Alhasani Faisal, Bazarah Salem, Ahmed Mohammad, Alraddadi Basim, Alotaibi Amjad
Gastroenterology, King Abdulaziz University Faculty of Medicine, Jeddah, SAU.
Cureus. 2021 Oct 3;13(10):e18458. doi: 10.7759/cureus.18458. eCollection 2021 Oct.
Background Percutaneous endoscopic gastrostomy (PEG) is a widely known procedure where an endoscopist inserts a tube through the stomach to provide enteral nutrition. The existing literature shows inconsistent results regarding complication rates, and very few studies have examined the relationship between patient characteristics and PEG outcomes. Therefore, we aimed to investigate PEG tube insertion outcomes and determine different variables associated with these outcomes. Methods This retrospective record review included 207 patients who underwent PEG tube insertion at King Abdulaziz University Hospital (KAUH), Jeddah, Saudi Arabia, between 2010 and 2021. We obtained variables such as demographics, complications, and length of hospitalization. The Student t-test, chi-square test, and Mann-Whitney test were used in the data analysis. Results Of 207 patients, 106 were male (51.2%). The patient's median age was 10 years, and the median length of hospital stay was two days. The PEG-related complication rate was 32.4%, while the 1-year adverse outcome rate was 44.9%. The most common complications were unspecified fever (21.3%) and vomiting (14%). We found a significant relationship between dysphagia and length of hospitalization (P=0.015) and between age and the occurrence of tube leakage (P=0.021). Another significant relationship was found between the number of PEG insertions and gastrostomy-site infection (P=0.046). Conclusions This study's results indicate the importance of a thorough review of patients' medical records; some patient characteristics can be valuable predictors of PEG outcomes. Thus, we urge physicians to study each patient to anticipate PEG tube insertion outcomes carefully. Moreover, we recommend that researchers with access to larger patient registries study more variables to reach unified guidelines that ensure the best possible outcomes.

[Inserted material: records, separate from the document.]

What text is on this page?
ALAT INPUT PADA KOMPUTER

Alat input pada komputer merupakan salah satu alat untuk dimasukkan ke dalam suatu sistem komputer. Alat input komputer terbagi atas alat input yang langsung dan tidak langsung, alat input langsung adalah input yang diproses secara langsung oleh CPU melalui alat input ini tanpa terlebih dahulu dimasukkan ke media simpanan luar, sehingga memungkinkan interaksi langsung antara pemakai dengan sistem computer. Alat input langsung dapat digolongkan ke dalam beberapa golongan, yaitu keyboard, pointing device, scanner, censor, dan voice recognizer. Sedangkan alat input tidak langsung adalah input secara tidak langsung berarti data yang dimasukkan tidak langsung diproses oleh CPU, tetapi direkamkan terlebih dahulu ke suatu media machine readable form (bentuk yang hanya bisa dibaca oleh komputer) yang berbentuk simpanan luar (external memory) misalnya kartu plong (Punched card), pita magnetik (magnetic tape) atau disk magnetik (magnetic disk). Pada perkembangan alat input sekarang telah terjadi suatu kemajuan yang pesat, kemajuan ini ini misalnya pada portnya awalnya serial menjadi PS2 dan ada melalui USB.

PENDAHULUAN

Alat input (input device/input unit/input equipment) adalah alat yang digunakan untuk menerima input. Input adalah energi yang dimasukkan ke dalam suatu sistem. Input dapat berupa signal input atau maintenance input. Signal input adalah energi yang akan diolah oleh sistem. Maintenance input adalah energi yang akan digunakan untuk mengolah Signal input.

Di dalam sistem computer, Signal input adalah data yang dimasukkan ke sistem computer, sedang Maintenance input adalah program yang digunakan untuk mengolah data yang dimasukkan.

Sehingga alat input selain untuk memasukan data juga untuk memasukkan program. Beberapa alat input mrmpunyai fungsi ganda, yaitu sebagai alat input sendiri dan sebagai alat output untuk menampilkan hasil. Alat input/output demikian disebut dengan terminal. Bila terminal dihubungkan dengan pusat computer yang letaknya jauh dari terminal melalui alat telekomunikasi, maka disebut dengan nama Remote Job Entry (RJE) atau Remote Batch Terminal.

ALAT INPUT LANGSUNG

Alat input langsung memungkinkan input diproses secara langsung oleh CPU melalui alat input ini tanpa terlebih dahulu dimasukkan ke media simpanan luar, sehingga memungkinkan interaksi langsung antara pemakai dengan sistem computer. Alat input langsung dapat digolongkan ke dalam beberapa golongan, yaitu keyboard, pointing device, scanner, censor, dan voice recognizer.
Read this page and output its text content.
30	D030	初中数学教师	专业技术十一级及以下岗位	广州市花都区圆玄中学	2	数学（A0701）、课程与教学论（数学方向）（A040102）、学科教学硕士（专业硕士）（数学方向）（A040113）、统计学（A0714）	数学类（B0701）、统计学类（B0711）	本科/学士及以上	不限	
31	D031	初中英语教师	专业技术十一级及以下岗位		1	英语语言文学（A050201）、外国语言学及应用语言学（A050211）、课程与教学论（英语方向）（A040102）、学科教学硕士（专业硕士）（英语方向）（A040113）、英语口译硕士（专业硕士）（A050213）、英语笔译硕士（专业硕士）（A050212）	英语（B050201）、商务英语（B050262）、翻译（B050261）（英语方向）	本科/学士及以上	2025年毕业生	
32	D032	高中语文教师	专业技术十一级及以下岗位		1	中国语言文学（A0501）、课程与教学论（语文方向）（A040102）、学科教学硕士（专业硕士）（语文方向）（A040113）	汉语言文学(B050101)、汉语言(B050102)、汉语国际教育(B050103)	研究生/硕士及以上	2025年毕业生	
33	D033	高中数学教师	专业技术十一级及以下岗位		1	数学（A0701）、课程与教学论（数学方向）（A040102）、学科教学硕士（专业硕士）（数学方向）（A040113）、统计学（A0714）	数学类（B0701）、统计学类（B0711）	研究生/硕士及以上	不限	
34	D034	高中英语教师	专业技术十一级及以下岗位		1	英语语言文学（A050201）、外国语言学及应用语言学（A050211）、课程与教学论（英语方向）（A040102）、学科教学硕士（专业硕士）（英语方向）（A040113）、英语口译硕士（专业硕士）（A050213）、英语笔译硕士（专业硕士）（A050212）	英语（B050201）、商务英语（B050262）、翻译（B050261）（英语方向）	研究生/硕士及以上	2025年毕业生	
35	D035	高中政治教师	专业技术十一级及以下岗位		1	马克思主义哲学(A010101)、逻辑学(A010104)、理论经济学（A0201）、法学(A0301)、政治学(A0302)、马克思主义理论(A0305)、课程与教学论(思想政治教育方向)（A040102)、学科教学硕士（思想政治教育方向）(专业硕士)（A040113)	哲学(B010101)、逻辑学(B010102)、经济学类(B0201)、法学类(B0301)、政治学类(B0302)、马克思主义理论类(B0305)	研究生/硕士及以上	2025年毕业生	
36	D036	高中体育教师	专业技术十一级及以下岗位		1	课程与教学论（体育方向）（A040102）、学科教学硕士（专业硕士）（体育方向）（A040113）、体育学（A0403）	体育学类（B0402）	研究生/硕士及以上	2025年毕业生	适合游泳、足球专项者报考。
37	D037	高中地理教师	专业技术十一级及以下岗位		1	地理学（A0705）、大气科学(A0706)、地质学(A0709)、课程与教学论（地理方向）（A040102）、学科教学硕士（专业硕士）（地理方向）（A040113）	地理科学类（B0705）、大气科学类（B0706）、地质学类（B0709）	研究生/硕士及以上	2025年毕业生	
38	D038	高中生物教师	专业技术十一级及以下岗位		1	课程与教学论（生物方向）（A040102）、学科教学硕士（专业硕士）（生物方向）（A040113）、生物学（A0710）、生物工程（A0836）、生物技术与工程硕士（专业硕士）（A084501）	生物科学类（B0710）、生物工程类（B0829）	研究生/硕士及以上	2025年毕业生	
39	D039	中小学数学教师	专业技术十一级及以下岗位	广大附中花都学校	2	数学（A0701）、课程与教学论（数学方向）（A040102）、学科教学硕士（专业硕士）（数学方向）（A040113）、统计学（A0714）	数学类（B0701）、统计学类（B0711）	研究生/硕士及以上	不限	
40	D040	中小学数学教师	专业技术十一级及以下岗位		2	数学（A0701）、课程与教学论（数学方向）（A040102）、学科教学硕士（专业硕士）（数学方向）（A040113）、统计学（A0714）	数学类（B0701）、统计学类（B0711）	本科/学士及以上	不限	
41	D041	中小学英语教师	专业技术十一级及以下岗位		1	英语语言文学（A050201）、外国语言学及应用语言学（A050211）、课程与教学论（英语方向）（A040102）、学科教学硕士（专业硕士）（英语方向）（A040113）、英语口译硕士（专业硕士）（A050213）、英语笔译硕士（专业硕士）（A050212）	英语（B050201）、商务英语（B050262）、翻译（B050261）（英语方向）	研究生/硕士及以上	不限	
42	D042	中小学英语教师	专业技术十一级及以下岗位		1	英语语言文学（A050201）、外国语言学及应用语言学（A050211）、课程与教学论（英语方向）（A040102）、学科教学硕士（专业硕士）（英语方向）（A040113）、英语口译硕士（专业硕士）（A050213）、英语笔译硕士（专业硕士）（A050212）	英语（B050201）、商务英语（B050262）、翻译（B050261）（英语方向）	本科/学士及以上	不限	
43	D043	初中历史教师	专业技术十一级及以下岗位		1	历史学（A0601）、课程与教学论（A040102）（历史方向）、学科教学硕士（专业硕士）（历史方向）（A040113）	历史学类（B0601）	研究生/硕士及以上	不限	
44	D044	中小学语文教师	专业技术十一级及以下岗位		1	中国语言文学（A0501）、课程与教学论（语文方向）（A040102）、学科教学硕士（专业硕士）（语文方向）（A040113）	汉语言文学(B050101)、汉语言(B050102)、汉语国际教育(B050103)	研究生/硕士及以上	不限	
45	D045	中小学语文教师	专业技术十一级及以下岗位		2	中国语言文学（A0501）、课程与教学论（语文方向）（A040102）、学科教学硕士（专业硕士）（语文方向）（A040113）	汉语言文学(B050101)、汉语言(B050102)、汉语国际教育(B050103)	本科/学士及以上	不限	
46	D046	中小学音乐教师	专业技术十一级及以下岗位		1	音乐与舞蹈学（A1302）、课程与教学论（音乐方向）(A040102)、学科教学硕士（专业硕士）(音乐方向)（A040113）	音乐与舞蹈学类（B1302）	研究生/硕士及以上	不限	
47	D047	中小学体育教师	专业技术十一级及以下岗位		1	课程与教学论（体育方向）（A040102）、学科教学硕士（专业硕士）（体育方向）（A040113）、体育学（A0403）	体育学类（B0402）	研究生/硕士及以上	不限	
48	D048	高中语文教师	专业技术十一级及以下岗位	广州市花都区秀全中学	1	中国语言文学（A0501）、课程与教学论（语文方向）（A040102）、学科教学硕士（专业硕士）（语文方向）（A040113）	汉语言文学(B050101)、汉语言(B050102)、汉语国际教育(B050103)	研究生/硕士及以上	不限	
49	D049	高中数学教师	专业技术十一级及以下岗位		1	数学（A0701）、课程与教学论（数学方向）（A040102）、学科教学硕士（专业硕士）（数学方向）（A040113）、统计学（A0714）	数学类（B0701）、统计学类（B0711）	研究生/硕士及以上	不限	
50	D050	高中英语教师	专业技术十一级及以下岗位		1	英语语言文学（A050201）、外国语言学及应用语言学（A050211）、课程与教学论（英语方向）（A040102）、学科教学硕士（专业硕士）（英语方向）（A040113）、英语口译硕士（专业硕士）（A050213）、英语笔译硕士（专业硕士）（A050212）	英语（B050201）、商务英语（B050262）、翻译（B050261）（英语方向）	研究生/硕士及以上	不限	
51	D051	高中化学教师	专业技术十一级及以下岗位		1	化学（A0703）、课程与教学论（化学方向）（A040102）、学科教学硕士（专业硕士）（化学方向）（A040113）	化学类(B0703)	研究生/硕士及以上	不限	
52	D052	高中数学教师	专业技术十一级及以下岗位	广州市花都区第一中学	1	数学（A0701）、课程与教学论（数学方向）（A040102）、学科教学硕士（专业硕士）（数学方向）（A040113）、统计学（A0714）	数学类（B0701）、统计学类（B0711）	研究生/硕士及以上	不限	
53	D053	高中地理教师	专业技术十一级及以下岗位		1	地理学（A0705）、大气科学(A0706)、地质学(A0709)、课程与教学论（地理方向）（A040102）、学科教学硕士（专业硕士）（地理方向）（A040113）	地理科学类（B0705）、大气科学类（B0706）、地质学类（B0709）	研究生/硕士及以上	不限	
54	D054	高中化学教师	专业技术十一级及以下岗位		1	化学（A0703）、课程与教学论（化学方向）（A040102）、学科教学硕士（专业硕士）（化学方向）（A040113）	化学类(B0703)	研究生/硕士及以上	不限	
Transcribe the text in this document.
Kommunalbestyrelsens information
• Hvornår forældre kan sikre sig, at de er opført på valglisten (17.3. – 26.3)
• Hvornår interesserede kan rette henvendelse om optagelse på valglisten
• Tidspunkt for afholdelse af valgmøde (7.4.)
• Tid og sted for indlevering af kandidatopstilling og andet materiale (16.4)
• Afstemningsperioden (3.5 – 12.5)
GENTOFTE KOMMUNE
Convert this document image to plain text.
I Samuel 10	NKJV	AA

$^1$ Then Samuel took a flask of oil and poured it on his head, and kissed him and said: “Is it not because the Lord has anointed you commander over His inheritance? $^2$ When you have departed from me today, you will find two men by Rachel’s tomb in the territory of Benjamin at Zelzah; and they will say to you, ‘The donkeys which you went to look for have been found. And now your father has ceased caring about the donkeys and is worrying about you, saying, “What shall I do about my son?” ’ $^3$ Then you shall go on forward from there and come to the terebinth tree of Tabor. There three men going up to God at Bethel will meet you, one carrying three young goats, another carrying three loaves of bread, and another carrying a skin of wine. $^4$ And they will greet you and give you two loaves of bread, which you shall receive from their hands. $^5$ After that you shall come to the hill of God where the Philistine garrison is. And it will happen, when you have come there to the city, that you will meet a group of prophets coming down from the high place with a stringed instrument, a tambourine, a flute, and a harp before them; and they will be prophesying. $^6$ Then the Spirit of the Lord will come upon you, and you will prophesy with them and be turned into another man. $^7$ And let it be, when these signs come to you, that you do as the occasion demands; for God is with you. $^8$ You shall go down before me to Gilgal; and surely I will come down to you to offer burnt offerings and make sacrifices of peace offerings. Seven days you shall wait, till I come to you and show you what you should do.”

经皮内镜下胃造口术(PEG)是一种广为人知的手术,内镜医师通过胃插入一根管子以提供肠内营养。现有文献显示并发症发生率的结果不一致,并且很少有研究考察患者特征与PEG手术结果之间的关系。因此,我们旨在调查PEG管插入的结果,并确定与这些结果相关的不同变量。
这项回顾性记录审查纳入了2010年至2021年期间在沙特阿拉伯吉达阿卜杜勒阿齐兹国王大学医院(KAUH)接受PEG管插入的207例患者。我们获取了人口统计学、并发症和住院时间等变量。数据分析采用了学生t检验、卡方检验和曼-惠特尼检验。
207例患者中,106例为男性(51.2%)。患者的中位年龄为10岁,中位住院时间为2天。PEG相关并发症发生率为32.4%,而1年不良结局发生率为44.9%。最常见的并发症是不明原因发热(21.3%)和呕吐(14%)。我们发现吞咽困难与住院时间之间存在显著关系(P = 0.015),年龄与管渗漏的发生之间存在显著关系(P = 0.021)。还发现PEG插入次数与胃造口部位感染之间存在显著关系(P = 0.046)。
本研究结果表明全面审查患者病历的重要性;一些患者特征可能是PEG手术结果的有价值预测指标。因此,我们敦促医生研究每一位患者,以仔细预测PEG管插入的结果。此外,我们建议能够访问更大患者登记数据库的研究人员研究更多变量,以达成确保最佳可能结果的统一指南。